Você já passou pela situação de, ao pegar uma caixa de leite no supermercado, ser advertido por alguém que passava naquele instante, pelo mesmo corredor, para não escolher embalagens cujo fundo apresentasse quadrados coloridos, pois indicaria que o leite foi reprocessado?
“As crenças de que os quadrados sinalizam que o leite foi reprocessado e de que a presença de pontos no fundo da caixa seria um sinal de que o leite é ‘de primeira’ são ideias muito populares que circulam há anos, mas sem base sólida. Não tem relação com a qualidade do produto”, esclarece Cynthia Zattera, nutricionista pela Universidade Veiga de Almeida (RJ) e pós-graduada em reprogramação epigenética.
Não dá para saber exatamente quando esses boatos surgiram, mas já em 2019 havia vídeos na internet e nas redes sociais sobre essas que seriam “dicas” aos consumidores desavisados.

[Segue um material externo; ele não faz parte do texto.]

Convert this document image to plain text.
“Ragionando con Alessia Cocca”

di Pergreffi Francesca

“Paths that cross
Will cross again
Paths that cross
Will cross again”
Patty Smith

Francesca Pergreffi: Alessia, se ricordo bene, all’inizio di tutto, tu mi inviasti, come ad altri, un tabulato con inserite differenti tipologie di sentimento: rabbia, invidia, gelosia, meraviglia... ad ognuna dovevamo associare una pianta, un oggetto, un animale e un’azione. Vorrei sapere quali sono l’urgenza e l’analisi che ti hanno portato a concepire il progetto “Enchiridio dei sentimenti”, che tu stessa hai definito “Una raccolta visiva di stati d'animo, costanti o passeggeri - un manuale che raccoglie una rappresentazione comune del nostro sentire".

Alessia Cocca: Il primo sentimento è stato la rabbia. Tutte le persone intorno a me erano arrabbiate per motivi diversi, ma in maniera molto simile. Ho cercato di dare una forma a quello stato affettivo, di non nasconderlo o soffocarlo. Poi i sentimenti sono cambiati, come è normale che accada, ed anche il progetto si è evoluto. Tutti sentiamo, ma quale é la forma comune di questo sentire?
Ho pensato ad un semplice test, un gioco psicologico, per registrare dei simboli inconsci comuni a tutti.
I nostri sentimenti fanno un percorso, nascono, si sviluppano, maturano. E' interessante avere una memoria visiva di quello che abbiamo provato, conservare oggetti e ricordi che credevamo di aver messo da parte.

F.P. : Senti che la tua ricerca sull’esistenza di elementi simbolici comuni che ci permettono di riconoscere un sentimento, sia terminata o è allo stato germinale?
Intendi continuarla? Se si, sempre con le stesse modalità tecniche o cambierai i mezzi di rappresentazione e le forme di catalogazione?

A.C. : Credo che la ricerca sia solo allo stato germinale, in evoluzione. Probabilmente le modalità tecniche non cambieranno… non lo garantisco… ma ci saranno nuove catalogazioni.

Desconstruindo o mito da caixa
Segundo Patrícia Santiago, médica pela UEA (Universidade Estadual do Amazonas) e pós-graduada em nutrologia, os quadrados coloridos e os pontos no fundo das caixas de leite, conhecidos como “códigos de controle de impressão” ou “blocos de controle de cores”, são usados por fabricantes de embalagens, como a Tetra Pak, para garantir a qualidade da impressão. As cores são CMYK (ciano, magenta, amarelo e preto).
Esses marcadores ajudam a verificar, testar se as cores estão sendo impressas corretamente e se a máquina de impressão está alinhada. Cada cor no design da embalagem geralmente tem um quadrado correspondente, permitindo que os operadores identifiquem problemas e ajustem os equipamentos conforme necessário. É só para fins técnicos e sem relação com o leite.
Patrícia Santiago, médica pela UEA e pós-graduada em nutrologia
Santiago acrescenta que como os consumidores não estão familiarizados com os processos de impressão industrial e muitos se equivocam ao interpretar símbolos, essas teorias, baseadas em observações superficiais, ganham força. Da mesma forma como outro boato sobre números impressos no fundo da caixa de leite e que, de novo, apontariam que o produto havia sido reprocessado uma, duas, três vezes depois de vencido. Pura balela.
Leite não pode ser reprocessado
A bebida não pode ser reprocessada nem voltar a ser comercializada, uma vez que passou do prazo de validade. É um produto perecível e altamente suscetível à contaminação bacteriana. Portanto, o reprocessamento para consumo humano é uma prática proibida devido a preocupações com a segurança alimentar. A confusão acontece porque muitos acabam confundindo esse processo com outro, chamado de ultrapasteurização.
Essa é uma técnica de esterilização de alimentos líquidos que envolve submetê-los a altas temperaturas por segundos a fim de eliminar microrganismos que possam oferecer riscos. “Com esse processo, o leite pode ser armazenado sem refrigeração (antes de aberto) por até seis meses”, informa Dinah Ribeiro de Paula, nutróloga e coordenadora dos cursos de medicina integrativa e nutrologia da Faculdade BWS.
A médica Patrícia Santiago complementa que “reprocessar” o leite só poderia ser permitido em circunstâncias muito específicas e sob rigorosas normas de controle sanitário. O processo mais comum é a repasteurização, possível se houver algum problema identificado antes da distribuição inicial do produto. Mas não é feito indiscriminadamente, deve ser supervisionado por órgãos reguladores.
No que se basear para comprar
Diante de tantas opções de leite à venda, tenha em mente primeiro sua saúde. Não se guie, por exemplo, apenas pelo preço, marca ou design de embalagem. É preciso considerar alguma eventual alergia, intolerância ou sensibilidade ao produto. Da mesma forma se você precisa ingerir menos gordura para controlar o colesterol e reduzir seu peso, ou ingerir mais cálcio e proteínas. Mas mesmo sem nenhum problema ou necessidade, compre e utilize o alimento com moderação.
“Procure na caixa pelo selo de inspeção do Ministério da Agricultura, Pecuária e Abastecimento, o Mapa. Esse selo indica que o leite passou por um controle de qualidade e está de acordo com as normas sanitárias. Verifique também as datas de fabricação e validade. Escolha um produto com vencimento mais distante para garantir que terá tempo suficiente para consumi-lo”, orienta Cynthia Zattera.
No mais, leia atentamente o rótulo, para saber se o leite é integral, desnatado, sem lactose, ultrapasteurizado ou UHT e verificar suas informações nutricionais e quais aditivos químicos estão presentes nele.
Quanto à embalagem, deve estar em boas condições, sem rasgos, amassados ou vazamentos. Danificada ou sem lacre pode indicar que o leite não está fresco ou contaminado. Lembrando que, após aberto, o leite deve ser mantido refrigerado e consumindo dentro do prazo.